Deer Lake Irrigated Orchard Company

A testament to the resolve of early Black Spokane

Around the turn of the last century numerous African Americans migrated from the deep South to Spokane in hopes of building a freer and more prosperous life. In which some of them achieved this with the creation of the Deer Lake Irrigated Orchard Company.

Founded by Peter Barrow in 1910, the Deer Lake Orchard Company consisted of 140 acres of farmland meant to provide an opportunity for Black workers trying in hope of to build their place in the Northwest. With the combined efforts of 45 investors from across the country, $18,000 dollars was raised, $15,600 of which was used to purchase the 140 acres that sat across the lake from Barrow’s homestead.

Barrow's father, Peter B. Barrow escaped to fight with the Union Army during the Civil War. After his military career, which saw him reach the rank of sergeant. Barrow went on to serve in both chambers of the Mississippi state legislature. The racial violence of the Jim Crow South eventually forced him and others to seek more opportunity in the Spokane area where he and his wife helped to found the first Black church in the city.

While Spokane was preferable to the South, it was still not welcoming to Black migrants. The Barrow family like other Black pioneers would have experienced discrimination and limited job opportunities. And like many American Blacks in the Jim Crow era, they turned to entrepreneurship, founding their own businesses. The younger Peter Barrow started his orchard on farmland that had been claimed by his father.

A 1910 Spokesman Review article about the opening of the orchard illustrates how Barrow and early Black Spokanites were received at the time. The article applauded the project but only in its ability “To give work to the idle negroes now about the city and to eventually rid the city of the riff raff population of the colored race.” Barrow was well aware of how public perception affected the opportunities of African Americans and took inspiration from Booker T. Washington who championed the use of skills and labor as tools to advance the Black community. The Deer Lake Irrigated Orchard accomplished this if only for a brief period of time.

The orchard successfully contributed to the growing apple industry that Washington State is known for today. It grew to employ as many as 100 African Americans and eventually reached a net worth of over $175,000, but that success did not last.

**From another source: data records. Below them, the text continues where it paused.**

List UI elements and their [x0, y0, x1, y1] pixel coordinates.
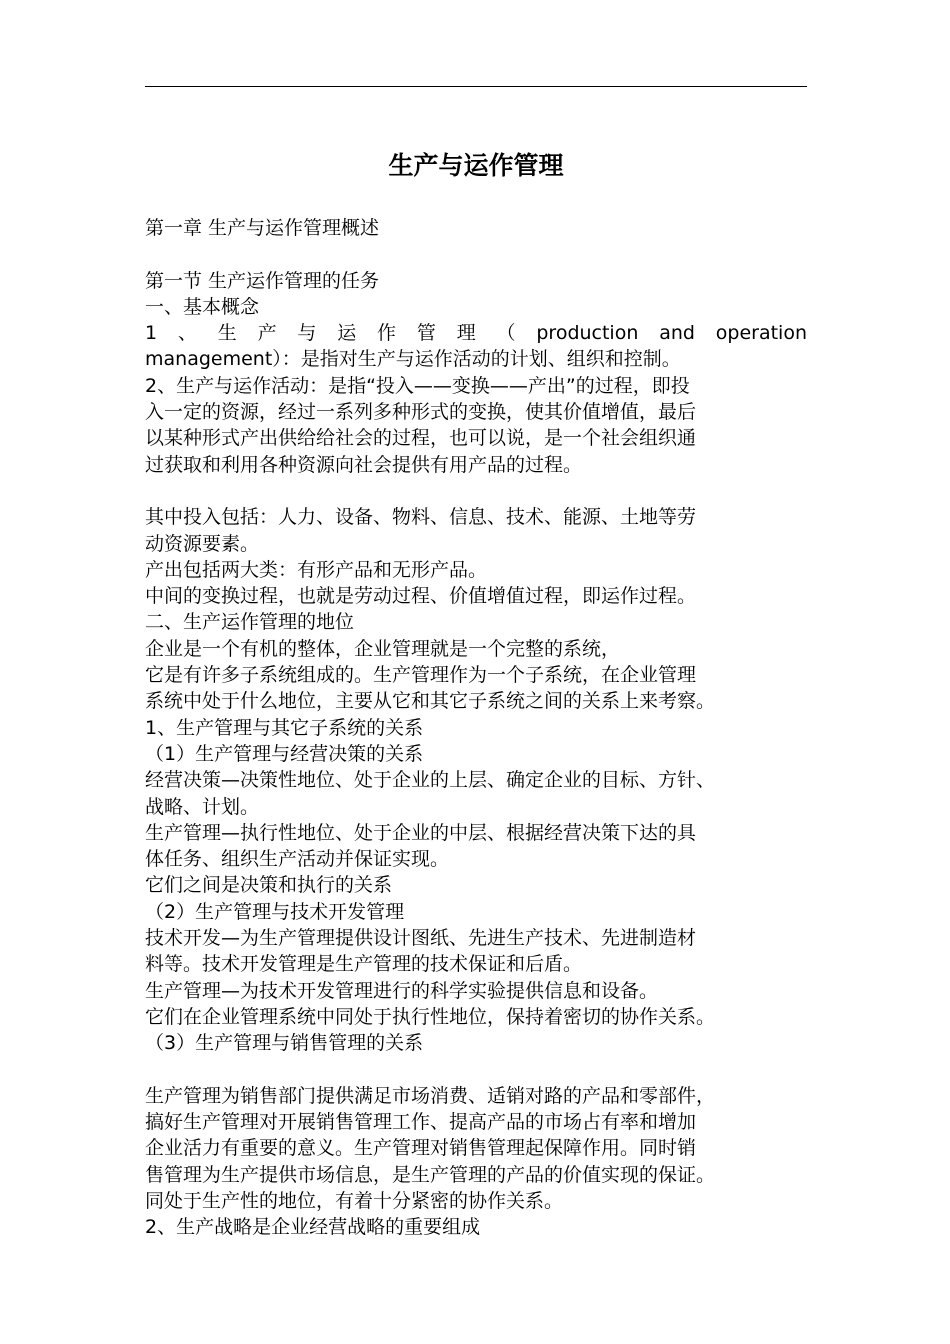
subheading-strategy: 2、生产战略是企业经营战略的重要组成 — [145, 1216, 481, 1239]
decision-line: 经营决策—决策性地位、处于企业的上层、确定企业的目标、方针、 — [145, 769, 716, 792]
decision-line: 战略、计划。 — [145, 795, 260, 818]
item1-line-2: management）：是指对生产与运作活动的计划、组织和控制。 — [145, 348, 681, 371]
item1-token: 、 — [177, 322, 197, 345]
item1-token: 理 — [456, 322, 476, 345]
tech-line: 料等。技术开发管理是生产管理的技术保证和后盾。 — [145, 953, 583, 976]
position-line: 系统中处于什么地位，主要从它和其它子系统之间的关系上来考察。 — [145, 690, 716, 713]
item2-line: 过获取和利用各种资源向社会提供有用产品的过程。 — [145, 453, 583, 476]
item1-token: and — [659, 322, 695, 345]
inputs-line: 动资源要素。 — [145, 532, 260, 555]
item1-token: 1 — [145, 322, 158, 345]
outputs-line: 产出包括两大类：有形产品和无形产品。 — [145, 558, 488, 581]
decision-line: 生产管理—执行性地位、处于企业的中层、根据经营决策下达的具 — [145, 821, 697, 844]
blank-line — [145, 1057, 807, 1083]
heading-basic-concepts: 一、基本概念 — [145, 295, 260, 318]
item2-line: 以某种形式产出供给给社会的过程，也可以说，是一个社会组织通 — [145, 427, 697, 450]
tech-line: 生产管理—为技术开发管理进行的科学实验提供信息和设备。 — [145, 979, 659, 1002]
inputs-line: 其中投入包括：人力、设备、物料、信息、技术、能源、土地等劳 — [145, 506, 697, 529]
sales-line: 企业活力有重要的意义。生产管理对销售管理起保障作用。同时销 — [145, 1137, 697, 1160]
sales-line: 生产管理为销售部门提供满足市场消费、适销对路的产品和零部件， — [145, 1084, 716, 1107]
sales-line: 同处于生产性的地位，有着十分紧密的协作关系。 — [145, 1189, 564, 1212]
sales-line: 售管理为生产提供市场信息，是生产管理的产品的价值实现的保证。 — [145, 1163, 716, 1186]
item1-token: 管 — [416, 322, 436, 345]
item2-line: 入一定的资源，经过一系列多种形式的变换，使其价值增值，最后 — [145, 401, 697, 424]
transform-line: 中间的变换过程，也就是劳动过程、价值增值过程，即运作过程。 — [145, 585, 697, 608]
subheading-tech: （2）生产管理与技术开发管理 — [145, 900, 405, 923]
chapter-heading: 第一章 生产与运作管理概述 — [145, 217, 380, 239]
decision-line: 它们之间是决策和执行的关系 — [145, 874, 393, 897]
blank-line — [145, 478, 807, 504]
header-rule — [145, 86, 807, 87]
tech-line: 技术开发—为生产管理提供设计图纸、先进生产技术、先进制造材 — [145, 927, 697, 950]
section-heading: 第一节 生产运作管理的任务 — [145, 269, 380, 292]
blank-line — [145, 241, 807, 267]
item1-token: 生 — [217, 322, 237, 345]
item1-token: 运 — [337, 322, 357, 345]
document-body — [145, 215, 807, 1241]
position-line: 它是有许多子系统组成的。生产管理作为一个子系统，在企业管理 — [145, 664, 697, 687]
item1-token: 产 — [257, 322, 277, 345]
subheading-decision: （1）生产管理与经营决策的关系 — [145, 742, 424, 765]
item1-definition-line — [145, 320, 807, 346]
heading-position: 二、生产运作管理的地位 — [145, 611, 355, 634]
subheading-sales: （3）生产管理与销售管理的关系 — [145, 1032, 424, 1055]
item1-token: 与 — [297, 322, 317, 345]
tech-line: 它们在企业管理系统中同处于执行性地位，保持着密切的协作关系。 — [145, 1005, 716, 1028]
item1-token: operation — [715, 322, 807, 345]
item1-token: 作 — [377, 322, 397, 345]
decision-line: 体任务、组织生产活动并保证实现。 — [145, 848, 450, 871]
subheading-relations: 1、生产管理与其它子系统的关系 — [145, 716, 424, 739]
sales-line: 搞好生产管理对开展销售管理工作、提高产品的市场占有率和增加 — [145, 1111, 697, 1134]
item1-token: production — [536, 322, 639, 345]
item2-line: 2、生产与运作活动：是指“投入——变换——产出”的过程，即投 — [145, 374, 690, 397]
position-line: 企业是一个有机的整体，企业管理就是一个完整的系统， — [145, 637, 621, 660]
document-title: 生产与运作管理 — [388, 151, 564, 180]
item1-token: （ — [496, 322, 516, 345]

The company was only in operation for about 10 years. A combination of monetary and transportation issues challenged its viability, but other regional factors also influenced its fate. One of which was the Arcadia Orchards. The 7,000 acre mega project located near Deer Park briefly dominated the region as the largest apple orchard in the world before it also closed down in 1924.

The company's treasurer, Charles Parker Stewart cut his botanical teeth while working at the orchards and would go on to become a Professor of Botany at Howard University. With the plant samples he had collected still being used today. The legacy of Barrow himself lived on with his son Charles who co-founded the first Black newspaper in Spokane. While Charles' daughter Eleanor, who would marry the first Black mayor of Spokane James Chase. So while the Deer Park Irrigated Orchard Company was not a permanent institution, it had a lasting impact on the Black community in Spokane.